Wszyscy pędzili z prędkością znacznie przekraczającą dozwolone w terenie zabudowanym 50 km/h. Dodatkowo jeden z nich zrobił to na podwójnym gazie. Dlatego jego sprawą zajmie się teraz sąd.

W sobotę na jednej z głównych ulic Opola policjanci zatrzymali mężczyznę, który w pędził z prędkością 94 km/h mimo ograniczenie do „pięćdziesiątki”. Dodatkowo okazało się, że robił to na podwójnym gazie. Badanie alkomatem wykazało w wydychanym powietrzu 1,5 promila.

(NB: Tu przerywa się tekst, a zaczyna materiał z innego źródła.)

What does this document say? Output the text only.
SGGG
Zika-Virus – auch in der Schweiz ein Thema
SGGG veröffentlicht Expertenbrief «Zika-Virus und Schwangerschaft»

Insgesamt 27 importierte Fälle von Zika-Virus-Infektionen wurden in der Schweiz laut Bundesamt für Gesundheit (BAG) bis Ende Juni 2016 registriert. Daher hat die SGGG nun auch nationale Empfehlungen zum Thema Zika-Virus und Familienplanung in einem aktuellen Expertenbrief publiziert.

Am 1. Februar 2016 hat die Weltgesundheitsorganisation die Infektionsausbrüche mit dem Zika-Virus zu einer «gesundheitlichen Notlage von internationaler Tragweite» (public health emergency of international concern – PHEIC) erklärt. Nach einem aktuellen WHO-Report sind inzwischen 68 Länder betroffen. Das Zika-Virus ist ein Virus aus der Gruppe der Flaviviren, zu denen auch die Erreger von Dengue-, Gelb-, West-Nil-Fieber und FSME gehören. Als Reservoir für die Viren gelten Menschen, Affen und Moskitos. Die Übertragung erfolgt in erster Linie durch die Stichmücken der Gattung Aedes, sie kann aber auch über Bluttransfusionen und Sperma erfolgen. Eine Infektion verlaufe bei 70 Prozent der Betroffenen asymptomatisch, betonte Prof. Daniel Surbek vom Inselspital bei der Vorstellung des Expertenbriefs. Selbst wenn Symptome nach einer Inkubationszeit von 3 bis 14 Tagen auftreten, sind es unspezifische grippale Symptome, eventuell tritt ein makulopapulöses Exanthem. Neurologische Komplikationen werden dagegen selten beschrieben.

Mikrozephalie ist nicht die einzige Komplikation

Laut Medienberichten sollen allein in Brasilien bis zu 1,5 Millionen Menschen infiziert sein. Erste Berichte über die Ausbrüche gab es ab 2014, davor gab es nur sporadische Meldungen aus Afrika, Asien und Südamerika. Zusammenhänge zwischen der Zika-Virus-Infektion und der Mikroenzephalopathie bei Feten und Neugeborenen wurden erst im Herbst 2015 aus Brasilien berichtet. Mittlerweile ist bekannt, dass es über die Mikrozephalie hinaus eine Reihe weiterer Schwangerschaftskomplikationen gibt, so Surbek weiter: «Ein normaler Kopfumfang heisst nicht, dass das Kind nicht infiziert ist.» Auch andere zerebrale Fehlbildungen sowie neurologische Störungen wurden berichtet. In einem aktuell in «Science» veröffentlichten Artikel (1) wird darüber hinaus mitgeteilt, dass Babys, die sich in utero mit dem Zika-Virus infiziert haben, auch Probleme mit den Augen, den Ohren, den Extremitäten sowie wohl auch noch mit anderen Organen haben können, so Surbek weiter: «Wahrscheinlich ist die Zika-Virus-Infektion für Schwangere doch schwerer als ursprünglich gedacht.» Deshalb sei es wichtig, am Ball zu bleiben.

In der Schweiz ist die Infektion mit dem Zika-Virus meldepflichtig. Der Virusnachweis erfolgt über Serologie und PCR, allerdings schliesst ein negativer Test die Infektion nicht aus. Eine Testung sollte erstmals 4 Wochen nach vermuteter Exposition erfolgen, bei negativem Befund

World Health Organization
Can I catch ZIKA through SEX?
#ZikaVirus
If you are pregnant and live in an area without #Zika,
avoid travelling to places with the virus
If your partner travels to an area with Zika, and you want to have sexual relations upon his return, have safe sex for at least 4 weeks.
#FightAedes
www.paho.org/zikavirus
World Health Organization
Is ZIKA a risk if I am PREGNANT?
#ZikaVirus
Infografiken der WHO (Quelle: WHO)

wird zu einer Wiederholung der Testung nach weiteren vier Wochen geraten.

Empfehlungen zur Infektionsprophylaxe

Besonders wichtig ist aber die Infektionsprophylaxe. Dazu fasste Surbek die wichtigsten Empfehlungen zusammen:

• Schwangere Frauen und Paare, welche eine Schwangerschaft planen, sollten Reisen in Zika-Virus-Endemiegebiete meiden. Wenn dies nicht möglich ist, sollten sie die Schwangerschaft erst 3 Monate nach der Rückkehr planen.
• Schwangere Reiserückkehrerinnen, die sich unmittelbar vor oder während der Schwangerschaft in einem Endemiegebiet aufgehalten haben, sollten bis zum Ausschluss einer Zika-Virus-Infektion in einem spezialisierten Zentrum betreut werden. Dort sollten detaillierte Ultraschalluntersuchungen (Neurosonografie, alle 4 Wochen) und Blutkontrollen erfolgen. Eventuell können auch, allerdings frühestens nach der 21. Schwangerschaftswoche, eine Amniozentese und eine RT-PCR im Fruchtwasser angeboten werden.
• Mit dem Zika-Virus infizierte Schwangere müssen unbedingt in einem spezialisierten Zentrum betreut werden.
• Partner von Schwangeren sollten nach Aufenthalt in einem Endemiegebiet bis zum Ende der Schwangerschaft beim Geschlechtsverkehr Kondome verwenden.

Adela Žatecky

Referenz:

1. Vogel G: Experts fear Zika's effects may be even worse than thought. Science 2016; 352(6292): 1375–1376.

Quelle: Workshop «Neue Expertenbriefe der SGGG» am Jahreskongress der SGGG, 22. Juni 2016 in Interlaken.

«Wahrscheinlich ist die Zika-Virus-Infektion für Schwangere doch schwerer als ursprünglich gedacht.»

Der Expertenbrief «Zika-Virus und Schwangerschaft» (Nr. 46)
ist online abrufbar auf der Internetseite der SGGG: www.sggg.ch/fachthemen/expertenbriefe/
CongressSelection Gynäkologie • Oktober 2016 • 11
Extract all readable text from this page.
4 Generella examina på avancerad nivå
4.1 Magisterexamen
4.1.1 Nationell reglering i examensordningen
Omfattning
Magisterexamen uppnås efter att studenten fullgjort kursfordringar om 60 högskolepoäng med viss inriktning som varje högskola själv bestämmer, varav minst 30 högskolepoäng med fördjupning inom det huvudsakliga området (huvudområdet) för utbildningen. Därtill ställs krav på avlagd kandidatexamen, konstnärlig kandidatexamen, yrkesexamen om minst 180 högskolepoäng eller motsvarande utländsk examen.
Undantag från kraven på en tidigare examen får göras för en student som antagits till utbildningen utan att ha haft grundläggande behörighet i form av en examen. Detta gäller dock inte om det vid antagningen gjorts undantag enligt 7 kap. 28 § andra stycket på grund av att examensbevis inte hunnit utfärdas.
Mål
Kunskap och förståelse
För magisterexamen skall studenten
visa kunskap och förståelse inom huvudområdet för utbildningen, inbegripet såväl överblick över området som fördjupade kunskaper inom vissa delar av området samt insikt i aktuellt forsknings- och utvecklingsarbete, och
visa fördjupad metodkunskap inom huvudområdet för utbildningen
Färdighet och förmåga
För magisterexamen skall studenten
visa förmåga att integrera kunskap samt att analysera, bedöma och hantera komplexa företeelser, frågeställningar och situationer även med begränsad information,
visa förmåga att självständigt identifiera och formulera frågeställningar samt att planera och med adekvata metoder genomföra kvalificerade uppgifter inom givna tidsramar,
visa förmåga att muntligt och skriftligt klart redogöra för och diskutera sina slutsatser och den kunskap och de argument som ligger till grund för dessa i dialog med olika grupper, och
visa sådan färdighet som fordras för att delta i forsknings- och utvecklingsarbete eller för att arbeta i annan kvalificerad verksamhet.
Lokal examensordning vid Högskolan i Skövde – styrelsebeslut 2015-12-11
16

A to oznacza, że na mandacie się nie skończy.  Za jazdę pod wpływem grozi mu kara wysokiej grzywny, wieloletniego zakazu prowadzenia pojazdów, a nawet trzy lata więzienia.

Natomiast w niedzielę, policjanci z opolskiej drogówki zatrzymali dwóch kierowców, którzy przekroczyli dopuszczalną prędkość o ponad 51 km/h w obszarze zabudowanym.

 – Do pierwszej sytuacji doszło w miejscowości Żelazna, gdzie około godz. 12:30 policjanci przy wykorzystaniu wideo rejestratora zmierzyli prędkość kierującemu skody. Mężczyzna kierował swoim samochodem z prędkością 111 km/h, w miejscu gdzie jest obszar zabudowany. W związku z popełnionym wykroczeniem, 62-latkowi zostało zatrzymane prawo jazdy. Został on również ukarany mandatem w wysokości 2 000 złotych oraz 14 punktami karnymi. Natomiast w niedzielny wieczór, tuż po godz. 23:30, na jednej z ulic Opola, kierujący audi jechał z prędkością 102 km/h. W tym miejscu ograniczenie prędkości wynosi 50 km/h. 20-latkowi również zostało zatrzymane prawo jazdy oraz został ukarany mandatem  karnym w wysokości 1 500 złotych. Na jego konto wpłynęło również 13 punktów karnych – mówi mł. asp. Przemysław Kędzior z opolskiej policji.

Policja przypomina, że nadmierna prędkość to wciąż jedna z głównych przyczyn wypadków drogowych. Stąd też apele mundurowych by poruszać się zgodnie z przepisami, a prędkość dodatkowo dostosowywać do panujących warunków atmosferycznych.